The Town Slowly Empties: On Life and Culture during Lockdown by Manash Firaq Bhattacharjee
IN HER FOREWORD to The Town Slowly Empties (Headpress, 2021), Sasha Dugdale describes this slim hybrid as the author’s “lyrical diary of lockdown in India.” The diary begins on March 23, 2020, the first day of Covid-19 lockdown in India, and ends on April 14, when the author wakes to the news that the lockdown has been extended to May 3.
Like Dugdale, I appreciated the journal style, which “allows a degree of freedom to move about and tackle what concerns the writer on any given day,” as well as the international reach of Bhattacharjee’s cultural touchstones and how he focuses his eye on the pandemic’s effect on the poor. In his first entry, when “the pandemic is banging on India’s door,” he reflects on the migrant laborers, “whose daily earnings have suddenly disappeared as they face a situation of imminent hunger,” leading to a mass reverse migration.
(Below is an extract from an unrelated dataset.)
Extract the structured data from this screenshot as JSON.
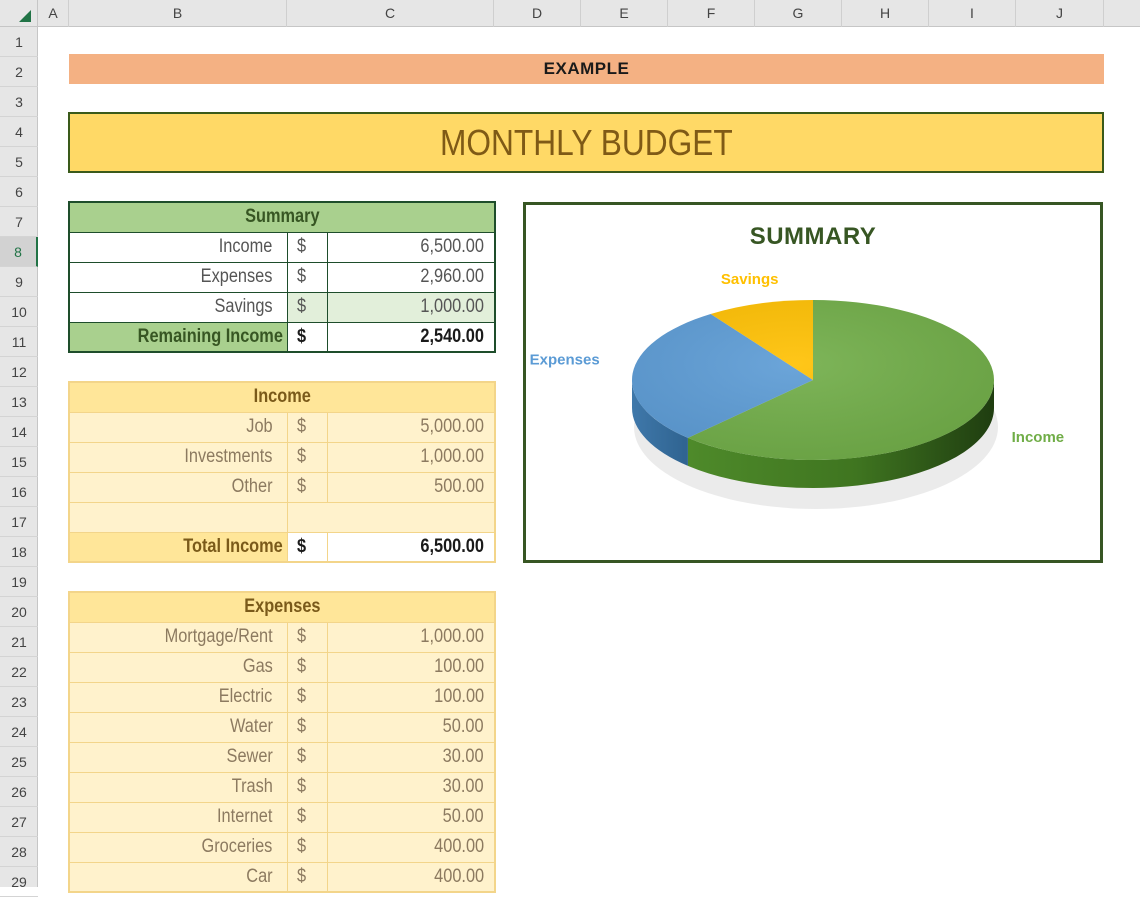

Bhattacharjee returns to them throughout the book.
Unable to move freely in the outside world, the writer’s mind moves freely across politics, philosophy, literature, and film, often with a startling range of reference. His April 1 chapter opens quietly, the writer sitting on his porch observing two parrots. He soon moves to T. S. Eliot, Chaucer, Dickinson, the 1962 film Kanchenjunga, and Darwish. We then accompany the writer to the kitchen, where he cooks pabda, “a fish of delicate taste.” He shares his tips for cooking pabda (garlic first, ginger later) and then moves into his inspiration for cooking. Soon we arrive at Laura Esquivel’s Like Water for Chocolate, the actress Jean Seberg, and Carlos Fuentes’s Diana. The next chapter focuses on Satyajit Ray’s films; in the next we find Romanian philosopher E. M. Cioran; and in the next Werner Herzog, Svetlana Alexievich, and Andrei Tarkovsky’s 1979 sci-fi film, Stalker.
Somehow at home among the many literary and culture references—and discussions of nationalism, Montaigne, and “the gospel of reason”—we find the quotidian. There, in these personal close-ups, we likely recognize ourselves. Like Bhattarcharjee, we’re cooking to keep our hands busy, cutting our own hair, and standing in our closets staring at the clothes we once wore as if they are from a former life. For separated lovers, the lockdown drops “between them like a gate at a railway crossing. The train of days rolls by endlessly.”